Während Cotter auch in der Krise menschliche Werte hochhält, schlägt nach der Tag X die Stunde der Despoten. Christopher unterscheidet zwischen brutalen Egoisten, die sich mit Gewalt nehmen, was sie wollen, und dabei schwächere Personen unter ihre Gewalt bringen, und wohlwollenden Tyrannen, die einen ´Stamm´ um sich scharen und das Weiterleben nach ihren Vorstellungen organisieren.

Cotter steht zwischen Herrschern und Untertanen. Obwohl er die Zügel in die Hand nehmen könnte, weigert er sich, ein Lager zu wählen. Durch Intelligenz und ein Einfühlungsvermögen, in das sich eine hohe Dosis Opportunismus mischt, kann Cotter sich die neuen Häuptlinge und Warlords eine Weile vom Hals halten. Die Entscheidung wird dadurch nur aufgeschoben – irgendwann muss Cotter Farbe bekennen.

Ein nicht goldener aber möglicher Mittelweg

Dieser Lernprozess wird ihn zeichnen. Christopher stellt Cotter nie als klassischen Helden dar. In eindeutiger Kenntnis des Zwangs, mit dem „König Miller I.“, wie er ihn ironisch nennt, über ´seine´ Untertanen herrscht, verweigert Cotter die Konfrontation. Stattdessen setzt er sich in der Nacht heimlich ab und nimmt darüber hinaus ein Kind mit auf eine gefährliche Odyssee mit ungewissem Ausgang.
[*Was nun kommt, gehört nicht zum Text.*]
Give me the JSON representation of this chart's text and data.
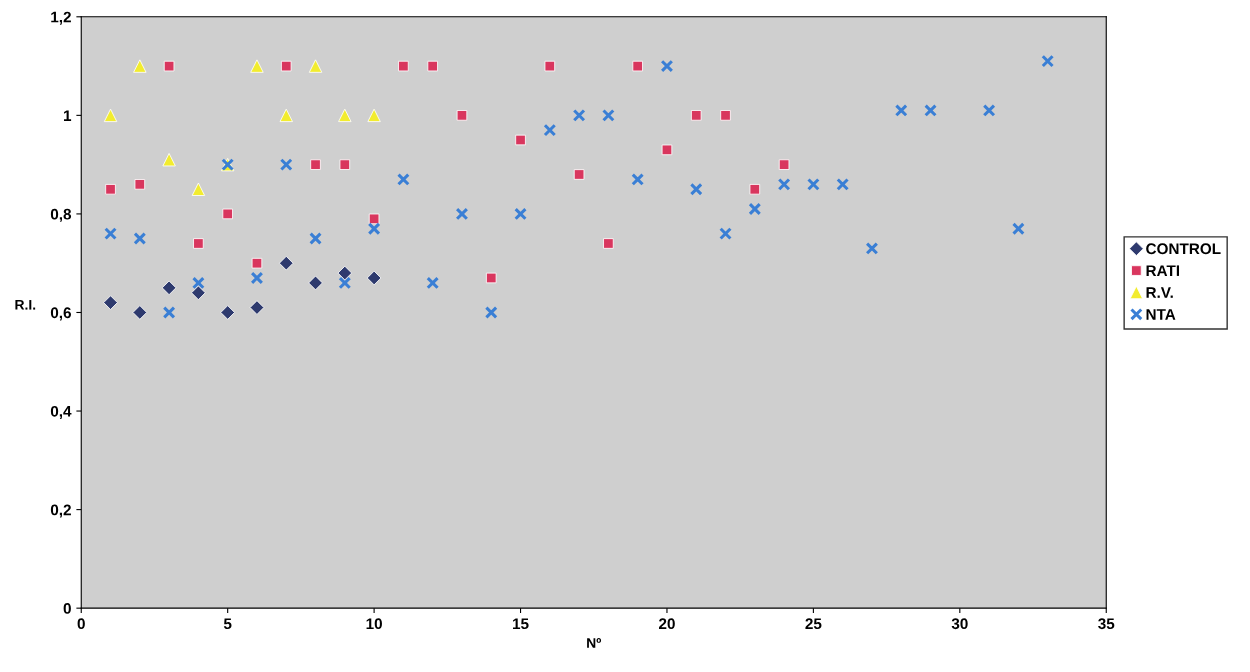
{
  "chart_data": {
    "type": "scatter",
    "xlabel": "Nº",
    "ylabel": "R.I.",
    "xlim": [
      0,
      35
    ],
    "xticks": [
      0,
      5,
      10,
      15,
      20,
      25,
      30,
      35
    ],
    "ylim": [
      0,
      1.2
    ],
    "yticks": [
      0,
      {
        "value": 0.2,
        "label": "0,2"
      },
      {
        "value": 0.4,
        "label": "0,4"
      },
      {
        "value": 0.6,
        "label": "0,6"
      },
      {
        "value": 0.8,
        "label": "0,8"
      },
      1,
      {
        "value": 1.2,
        "label": "1,2"
      }
    ],
    "grid": false,
    "legend": "right",
    "series": [
      {
        "name": "CONTROL",
        "color": "#2e3a6e",
        "marker": "diamond",
        "x": [
          1,
          2,
          3,
          4,
          5,
          6,
          7,
          8,
          9,
          10
        ],
        "values": [
          0.62,
          0.6,
          0.65,
          0.64,
          0.6,
          0.61,
          0.7,
          0.66,
          0.68,
          0.67
        ]
      },
      {
        "name": "RATI",
        "color": "#d9365e",
        "marker": "square",
        "x": [
          1,
          2,
          3,
          4,
          5,
          6,
          7,
          8,
          9,
          10,
          11,
          12,
          13,
          14,
          15,
          16,
          17,
          18,
          19,
          20,
          21,
          22,
          23,
          24
        ],
        "values": [
          0.85,
          0.86,
          1.1,
          0.74,
          0.8,
          0.7,
          1.1,
          0.9,
          0.9,
          0.79,
          1.1,
          1.1,
          1.0,
          0.67,
          0.95,
          1.1,
          0.88,
          0.74,
          1.1,
          0.93,
          1.0,
          1.0,
          0.85,
          0.9
        ]
      },
      {
        "name": "R.V.",
        "color": "#f2ec2e",
        "marker": "triangle",
        "x": [
          1,
          2,
          3,
          4,
          5,
          6,
          7,
          8,
          9,
          10
        ],
        "values": [
          1.0,
          1.1,
          0.91,
          0.85,
          0.9,
          1.1,
          1.0,
          1.1,
          1.0,
          1.0
        ]
      },
      {
        "name": "NTA",
        "color": "#3a7fd5",
        "marker": "cross",
        "x": [
          1,
          2,
          3,
          4,
          5,
          6,
          7,
          8,
          9,
          10,
          11,
          12,
          13,
          14,
          15,
          16,
          17,
          18,
          19,
          20,
          21,
          22,
          23,
          24,
          25,
          26,
          27,
          28,
          29,
          31,
          32,
          33
        ],
        "values": [
          0.76,
          0.75,
          0.6,
          0.66,
          0.9,
          0.67,
          0.9,
          0.75,
          0.66,
          0.77,
          0.87,
          0.66,
          0.8,
          0.6,
          0.8,
          0.97,
          1.0,
          1.0,
          0.87,
          1.1,
          0.85,
          0.76,
          0.81,
          0.86,
          0.86,
          0.86,
          0.73,
          1.01,
          1.01,
          1.01,
          0.77,
          1.11
        ]
      }
    ]
  }
}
Billy ist nicht nur Identifikationsfigur für jüngere Leser. Er begleitet und verkörpert Cotters Weg zur Erkenntnis. Auf seiner von Anfang an sinnlosen Suche nach der Tochter setzt er das Leben eines buchstäblich greifbaren Menschen, der auf seine Solidarität angewiesen ist, aufs Spiel. In der ultimativen Krise sind keine Visionäre, sondern Realisten gefragt, die sich mit den Gegebenheiten arrangieren. Am Ende hat Cotter seine Lektion gelernt und seinen eigenen Weg in die Zukunft gefunden. Er wird der Not gehorchen, sich ihr jedoch nicht beugen. Auf diese Weise verbindet er Realitätssinn mit Zivilisation, schafft sich eine Lebensperspektive und erspart dem Leser ein unrealistisches Happy-End, sondern schließt eine trotz des Themas ´stille´ aber spannende Geschichte zufriedenstellend ab.